A team of computer scientists at the University of Bristol has won an international competition on unravelling the structure of words by means of machine learning methods. The team, consisting of PhD students Sebastian Spiegler and Bruno Golenia (both pictured) and their advisor Prof Peter Flach, submitted several entries. One of these, developed by Sebastian Spiegler, won the competition in five out of six cases: Arabic (with and without vowels), Finnish, German and Turkish. Defeat was conceded only in English, which generally consists of much shorter words.

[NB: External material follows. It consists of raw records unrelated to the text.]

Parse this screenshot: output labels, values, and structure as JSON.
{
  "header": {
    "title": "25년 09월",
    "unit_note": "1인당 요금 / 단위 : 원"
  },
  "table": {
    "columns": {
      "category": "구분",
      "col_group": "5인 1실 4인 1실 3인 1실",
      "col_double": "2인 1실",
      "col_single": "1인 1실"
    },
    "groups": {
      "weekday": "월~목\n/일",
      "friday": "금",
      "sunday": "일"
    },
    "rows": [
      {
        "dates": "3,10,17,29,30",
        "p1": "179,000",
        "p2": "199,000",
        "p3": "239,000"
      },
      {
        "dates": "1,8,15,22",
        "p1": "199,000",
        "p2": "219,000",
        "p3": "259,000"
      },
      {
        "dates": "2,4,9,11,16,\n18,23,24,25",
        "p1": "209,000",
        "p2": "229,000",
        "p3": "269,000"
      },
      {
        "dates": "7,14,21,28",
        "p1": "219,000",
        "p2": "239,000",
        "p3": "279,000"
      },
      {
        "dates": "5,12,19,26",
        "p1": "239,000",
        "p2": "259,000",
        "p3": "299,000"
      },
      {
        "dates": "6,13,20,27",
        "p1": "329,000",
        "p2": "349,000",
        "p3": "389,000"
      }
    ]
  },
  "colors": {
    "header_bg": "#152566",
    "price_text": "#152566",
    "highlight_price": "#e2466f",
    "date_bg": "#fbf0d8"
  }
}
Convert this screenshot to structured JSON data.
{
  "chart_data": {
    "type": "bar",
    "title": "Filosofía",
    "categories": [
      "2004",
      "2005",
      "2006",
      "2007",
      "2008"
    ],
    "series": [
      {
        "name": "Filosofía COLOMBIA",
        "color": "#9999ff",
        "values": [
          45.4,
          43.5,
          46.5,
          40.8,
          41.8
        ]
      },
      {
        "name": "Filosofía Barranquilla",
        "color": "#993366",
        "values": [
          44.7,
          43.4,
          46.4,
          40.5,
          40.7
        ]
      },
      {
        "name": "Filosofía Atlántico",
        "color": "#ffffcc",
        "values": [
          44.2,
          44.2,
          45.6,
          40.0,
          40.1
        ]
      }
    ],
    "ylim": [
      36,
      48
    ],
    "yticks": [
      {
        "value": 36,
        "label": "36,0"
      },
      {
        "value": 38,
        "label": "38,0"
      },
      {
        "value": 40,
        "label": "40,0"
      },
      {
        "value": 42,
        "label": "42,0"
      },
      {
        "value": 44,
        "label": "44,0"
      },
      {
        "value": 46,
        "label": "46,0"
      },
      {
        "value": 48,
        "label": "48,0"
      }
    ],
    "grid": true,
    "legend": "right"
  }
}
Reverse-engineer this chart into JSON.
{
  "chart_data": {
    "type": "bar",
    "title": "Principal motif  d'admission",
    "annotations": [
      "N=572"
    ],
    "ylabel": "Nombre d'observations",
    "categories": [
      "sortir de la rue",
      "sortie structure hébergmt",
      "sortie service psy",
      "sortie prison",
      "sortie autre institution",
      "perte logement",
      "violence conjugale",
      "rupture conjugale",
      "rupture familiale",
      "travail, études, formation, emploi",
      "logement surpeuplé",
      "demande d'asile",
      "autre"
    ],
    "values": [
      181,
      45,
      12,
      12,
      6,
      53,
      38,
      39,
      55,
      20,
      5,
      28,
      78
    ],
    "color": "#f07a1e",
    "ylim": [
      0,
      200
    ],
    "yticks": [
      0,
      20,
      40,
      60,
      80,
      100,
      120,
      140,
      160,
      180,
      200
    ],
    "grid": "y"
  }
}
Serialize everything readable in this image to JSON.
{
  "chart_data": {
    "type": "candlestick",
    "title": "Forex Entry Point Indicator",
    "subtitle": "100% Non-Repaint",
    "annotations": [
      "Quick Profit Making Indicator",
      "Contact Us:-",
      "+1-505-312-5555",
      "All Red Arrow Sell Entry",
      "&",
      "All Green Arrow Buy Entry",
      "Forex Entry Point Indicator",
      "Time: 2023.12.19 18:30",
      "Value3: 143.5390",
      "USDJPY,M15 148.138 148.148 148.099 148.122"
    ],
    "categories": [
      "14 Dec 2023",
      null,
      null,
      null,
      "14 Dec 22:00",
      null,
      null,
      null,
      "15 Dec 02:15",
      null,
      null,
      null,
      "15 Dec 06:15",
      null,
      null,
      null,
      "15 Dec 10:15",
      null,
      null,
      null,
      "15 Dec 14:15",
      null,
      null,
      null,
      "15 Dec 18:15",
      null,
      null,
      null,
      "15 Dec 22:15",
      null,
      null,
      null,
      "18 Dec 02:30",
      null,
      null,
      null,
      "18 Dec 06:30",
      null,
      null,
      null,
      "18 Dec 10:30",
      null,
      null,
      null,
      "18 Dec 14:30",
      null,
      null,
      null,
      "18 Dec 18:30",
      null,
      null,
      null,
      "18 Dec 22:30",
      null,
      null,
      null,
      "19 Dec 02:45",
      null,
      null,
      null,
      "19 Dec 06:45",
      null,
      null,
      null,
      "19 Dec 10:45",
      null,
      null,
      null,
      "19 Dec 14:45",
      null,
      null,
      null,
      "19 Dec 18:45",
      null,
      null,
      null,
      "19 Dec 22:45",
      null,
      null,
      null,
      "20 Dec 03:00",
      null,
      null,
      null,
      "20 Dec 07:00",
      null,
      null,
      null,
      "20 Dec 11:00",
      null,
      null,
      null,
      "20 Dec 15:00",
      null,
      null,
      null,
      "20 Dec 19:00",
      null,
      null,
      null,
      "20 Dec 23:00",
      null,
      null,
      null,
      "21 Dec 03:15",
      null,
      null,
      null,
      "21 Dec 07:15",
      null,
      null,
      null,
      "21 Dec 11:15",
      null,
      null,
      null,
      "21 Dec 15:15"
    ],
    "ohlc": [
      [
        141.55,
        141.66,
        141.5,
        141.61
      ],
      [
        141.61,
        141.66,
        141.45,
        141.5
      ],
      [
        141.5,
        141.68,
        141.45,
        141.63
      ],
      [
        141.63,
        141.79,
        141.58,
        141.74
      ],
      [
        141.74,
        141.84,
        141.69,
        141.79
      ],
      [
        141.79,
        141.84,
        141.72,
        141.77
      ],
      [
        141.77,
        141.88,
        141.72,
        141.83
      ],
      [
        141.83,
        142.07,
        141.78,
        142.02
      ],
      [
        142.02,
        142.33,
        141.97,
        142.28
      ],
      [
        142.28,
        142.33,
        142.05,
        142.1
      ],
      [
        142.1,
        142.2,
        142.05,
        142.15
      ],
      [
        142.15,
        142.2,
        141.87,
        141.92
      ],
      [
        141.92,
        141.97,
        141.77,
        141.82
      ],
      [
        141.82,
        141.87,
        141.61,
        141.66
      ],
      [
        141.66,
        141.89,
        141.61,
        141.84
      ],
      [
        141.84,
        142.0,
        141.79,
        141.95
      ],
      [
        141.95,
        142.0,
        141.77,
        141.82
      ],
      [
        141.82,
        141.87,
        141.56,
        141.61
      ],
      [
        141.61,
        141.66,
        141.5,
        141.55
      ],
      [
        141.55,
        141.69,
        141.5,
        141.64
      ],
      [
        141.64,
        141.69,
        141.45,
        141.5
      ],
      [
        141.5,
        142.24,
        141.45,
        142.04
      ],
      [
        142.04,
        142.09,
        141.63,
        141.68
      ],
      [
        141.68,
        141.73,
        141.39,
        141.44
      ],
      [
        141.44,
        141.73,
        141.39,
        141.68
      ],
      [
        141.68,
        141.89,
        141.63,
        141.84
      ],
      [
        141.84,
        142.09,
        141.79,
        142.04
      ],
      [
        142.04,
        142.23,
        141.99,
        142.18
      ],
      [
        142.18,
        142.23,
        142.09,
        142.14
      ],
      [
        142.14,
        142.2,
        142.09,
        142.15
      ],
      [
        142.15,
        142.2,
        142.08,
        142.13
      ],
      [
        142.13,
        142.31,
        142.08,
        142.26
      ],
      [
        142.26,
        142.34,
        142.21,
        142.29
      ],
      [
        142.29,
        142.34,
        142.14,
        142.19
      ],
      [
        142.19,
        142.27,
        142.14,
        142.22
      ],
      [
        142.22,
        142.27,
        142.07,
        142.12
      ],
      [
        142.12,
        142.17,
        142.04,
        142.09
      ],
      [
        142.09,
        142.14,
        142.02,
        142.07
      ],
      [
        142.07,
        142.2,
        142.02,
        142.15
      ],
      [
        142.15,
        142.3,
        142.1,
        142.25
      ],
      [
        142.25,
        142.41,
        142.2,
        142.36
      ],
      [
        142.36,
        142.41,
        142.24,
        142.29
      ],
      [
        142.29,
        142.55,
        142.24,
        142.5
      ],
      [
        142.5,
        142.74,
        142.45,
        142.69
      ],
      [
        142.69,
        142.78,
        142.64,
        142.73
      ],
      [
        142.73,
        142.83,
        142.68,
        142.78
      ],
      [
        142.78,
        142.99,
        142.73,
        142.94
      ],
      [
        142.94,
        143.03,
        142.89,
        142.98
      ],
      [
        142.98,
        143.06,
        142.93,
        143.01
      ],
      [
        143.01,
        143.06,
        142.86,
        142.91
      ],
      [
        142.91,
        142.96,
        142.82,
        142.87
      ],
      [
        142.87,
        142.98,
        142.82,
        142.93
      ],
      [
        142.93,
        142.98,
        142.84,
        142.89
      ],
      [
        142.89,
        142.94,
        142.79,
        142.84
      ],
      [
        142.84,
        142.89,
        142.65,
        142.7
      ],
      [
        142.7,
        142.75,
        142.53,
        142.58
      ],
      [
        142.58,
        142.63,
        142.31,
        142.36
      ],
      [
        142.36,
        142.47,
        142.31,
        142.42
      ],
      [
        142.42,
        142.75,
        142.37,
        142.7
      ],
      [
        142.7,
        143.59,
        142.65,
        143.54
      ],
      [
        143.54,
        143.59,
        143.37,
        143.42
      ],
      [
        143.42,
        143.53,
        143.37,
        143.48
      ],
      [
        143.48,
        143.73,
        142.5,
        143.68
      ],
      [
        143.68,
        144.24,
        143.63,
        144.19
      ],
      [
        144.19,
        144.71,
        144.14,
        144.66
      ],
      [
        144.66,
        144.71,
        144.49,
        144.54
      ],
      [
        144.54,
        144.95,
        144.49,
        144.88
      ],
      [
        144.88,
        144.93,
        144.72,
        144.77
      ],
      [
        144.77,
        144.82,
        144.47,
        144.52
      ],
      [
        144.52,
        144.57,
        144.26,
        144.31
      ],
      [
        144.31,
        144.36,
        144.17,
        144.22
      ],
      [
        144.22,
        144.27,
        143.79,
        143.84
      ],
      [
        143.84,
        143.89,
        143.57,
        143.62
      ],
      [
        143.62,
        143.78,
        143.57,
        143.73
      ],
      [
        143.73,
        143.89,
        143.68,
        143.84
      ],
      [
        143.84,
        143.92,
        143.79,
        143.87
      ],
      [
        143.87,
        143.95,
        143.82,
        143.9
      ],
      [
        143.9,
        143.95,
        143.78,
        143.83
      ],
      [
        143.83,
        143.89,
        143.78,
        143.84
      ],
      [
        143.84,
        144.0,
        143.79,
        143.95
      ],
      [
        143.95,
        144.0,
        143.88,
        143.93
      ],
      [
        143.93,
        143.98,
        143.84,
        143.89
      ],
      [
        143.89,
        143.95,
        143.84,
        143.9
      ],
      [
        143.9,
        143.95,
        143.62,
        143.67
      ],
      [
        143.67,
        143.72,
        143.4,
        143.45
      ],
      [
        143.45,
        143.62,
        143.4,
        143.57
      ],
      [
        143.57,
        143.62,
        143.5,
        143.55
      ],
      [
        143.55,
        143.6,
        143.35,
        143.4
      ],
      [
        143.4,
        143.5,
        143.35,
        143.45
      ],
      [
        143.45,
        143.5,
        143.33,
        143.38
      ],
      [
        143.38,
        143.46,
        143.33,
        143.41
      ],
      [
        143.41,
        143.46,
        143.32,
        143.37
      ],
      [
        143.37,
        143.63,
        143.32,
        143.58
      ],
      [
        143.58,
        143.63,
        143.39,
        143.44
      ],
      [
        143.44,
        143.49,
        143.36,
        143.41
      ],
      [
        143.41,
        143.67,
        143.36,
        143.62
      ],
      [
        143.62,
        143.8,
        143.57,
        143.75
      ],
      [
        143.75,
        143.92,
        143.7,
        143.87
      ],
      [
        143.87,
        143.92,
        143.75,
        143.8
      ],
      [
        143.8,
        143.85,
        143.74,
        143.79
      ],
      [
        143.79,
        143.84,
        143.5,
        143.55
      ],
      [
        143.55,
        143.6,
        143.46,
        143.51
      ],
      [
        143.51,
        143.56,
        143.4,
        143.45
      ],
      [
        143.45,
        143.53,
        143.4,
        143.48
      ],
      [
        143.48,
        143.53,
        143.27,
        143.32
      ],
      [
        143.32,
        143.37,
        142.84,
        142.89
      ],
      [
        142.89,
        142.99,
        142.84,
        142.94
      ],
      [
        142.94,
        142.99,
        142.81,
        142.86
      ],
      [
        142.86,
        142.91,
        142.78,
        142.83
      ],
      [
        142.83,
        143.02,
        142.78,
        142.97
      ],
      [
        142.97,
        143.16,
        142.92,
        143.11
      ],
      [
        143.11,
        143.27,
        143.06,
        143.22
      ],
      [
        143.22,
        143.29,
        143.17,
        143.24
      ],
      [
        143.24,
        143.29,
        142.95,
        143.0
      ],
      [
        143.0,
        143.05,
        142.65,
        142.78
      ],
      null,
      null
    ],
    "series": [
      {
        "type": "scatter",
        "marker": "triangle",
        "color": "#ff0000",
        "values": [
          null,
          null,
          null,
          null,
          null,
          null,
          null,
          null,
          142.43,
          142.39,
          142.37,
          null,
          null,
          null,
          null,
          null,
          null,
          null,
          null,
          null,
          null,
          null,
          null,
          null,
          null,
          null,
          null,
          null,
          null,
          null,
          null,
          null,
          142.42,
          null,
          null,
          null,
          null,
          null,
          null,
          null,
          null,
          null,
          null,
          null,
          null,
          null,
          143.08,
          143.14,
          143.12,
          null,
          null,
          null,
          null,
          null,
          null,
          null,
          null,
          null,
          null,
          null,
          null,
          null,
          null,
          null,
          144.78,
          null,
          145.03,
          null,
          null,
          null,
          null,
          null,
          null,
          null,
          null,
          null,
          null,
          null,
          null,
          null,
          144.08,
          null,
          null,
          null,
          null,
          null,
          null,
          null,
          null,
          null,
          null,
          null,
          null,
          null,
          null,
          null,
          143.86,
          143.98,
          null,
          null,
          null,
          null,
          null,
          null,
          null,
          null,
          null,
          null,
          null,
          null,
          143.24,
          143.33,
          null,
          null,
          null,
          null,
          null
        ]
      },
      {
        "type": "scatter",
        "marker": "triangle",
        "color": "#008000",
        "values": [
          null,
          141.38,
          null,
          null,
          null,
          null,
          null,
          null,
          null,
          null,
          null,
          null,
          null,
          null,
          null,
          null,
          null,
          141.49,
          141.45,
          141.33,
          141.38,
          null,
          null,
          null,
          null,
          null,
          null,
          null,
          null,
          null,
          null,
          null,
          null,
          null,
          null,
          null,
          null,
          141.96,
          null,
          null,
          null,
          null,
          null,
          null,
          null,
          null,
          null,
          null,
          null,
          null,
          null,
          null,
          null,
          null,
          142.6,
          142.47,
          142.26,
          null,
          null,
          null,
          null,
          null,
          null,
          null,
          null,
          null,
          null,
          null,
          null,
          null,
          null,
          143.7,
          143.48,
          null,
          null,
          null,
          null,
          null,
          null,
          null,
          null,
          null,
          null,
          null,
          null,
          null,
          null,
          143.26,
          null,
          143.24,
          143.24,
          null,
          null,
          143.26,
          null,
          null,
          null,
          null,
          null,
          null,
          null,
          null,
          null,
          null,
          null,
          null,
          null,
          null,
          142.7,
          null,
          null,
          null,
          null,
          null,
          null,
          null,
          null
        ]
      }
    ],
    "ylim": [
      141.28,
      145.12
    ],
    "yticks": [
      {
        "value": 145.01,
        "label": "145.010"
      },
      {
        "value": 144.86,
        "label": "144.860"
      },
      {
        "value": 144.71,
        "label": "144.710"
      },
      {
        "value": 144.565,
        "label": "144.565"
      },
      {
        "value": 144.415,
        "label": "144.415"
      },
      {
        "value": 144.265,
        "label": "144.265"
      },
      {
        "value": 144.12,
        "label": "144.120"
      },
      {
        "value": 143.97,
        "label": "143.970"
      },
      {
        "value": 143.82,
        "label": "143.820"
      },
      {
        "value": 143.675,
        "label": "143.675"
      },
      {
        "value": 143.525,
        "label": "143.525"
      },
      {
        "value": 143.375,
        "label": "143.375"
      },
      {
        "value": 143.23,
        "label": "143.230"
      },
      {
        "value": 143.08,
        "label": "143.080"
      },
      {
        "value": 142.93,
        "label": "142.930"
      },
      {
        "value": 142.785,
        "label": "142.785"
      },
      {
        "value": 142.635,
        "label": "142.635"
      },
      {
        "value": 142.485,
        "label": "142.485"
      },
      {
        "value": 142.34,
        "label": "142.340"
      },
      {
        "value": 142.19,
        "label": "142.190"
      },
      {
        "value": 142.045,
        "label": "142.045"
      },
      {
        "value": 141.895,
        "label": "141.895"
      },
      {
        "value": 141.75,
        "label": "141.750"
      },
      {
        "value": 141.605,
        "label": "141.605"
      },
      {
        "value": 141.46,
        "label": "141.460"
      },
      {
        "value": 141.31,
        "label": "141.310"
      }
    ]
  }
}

The Morpho Challenge is an annual scientific contest held as part of the PASCAL Network of Excellence funded by the European Union. The goal of the challenge is the advancement of machine learning algorithms that discover meaningful vocabulary units in words, called morphemes, to describe the underlying phenomena of word construction in natural languages. These units are used in many different domains of speech and language technology, including text-to-speech systems, automatic speech recognition, machine translation, information retrieval and spell-checkers.
The research into machine learning methods for morphology is carried out as part of the EPSRC-funded project "Learning the morphology of complex synthetic languages", which focuses on indigenous and under-resourced languages where little labelled data and financial resources are available. In collaboration with the Meraka Institute in Pretoria and the University of Witwatersrand in Johannesburg the results of the project will be used to improve text-to-speech systems for indigenous South-African languages such as Zulu and Xhosa. Automatic machine learning methods offer great promise for such languages which are of insufficient commercial interest to develop handcrafted morphological dictionaries.
Specific methods applied by the team include sophisticated statistical models, as well as computationally intensive algorithms that necessitate the use of BlueCrystal, the University's state-of-the-art high-performance computing cluster. The work forms part of the Exabyte Informatics research theme, which deals with the challenges and opportunities of data-intensive computing.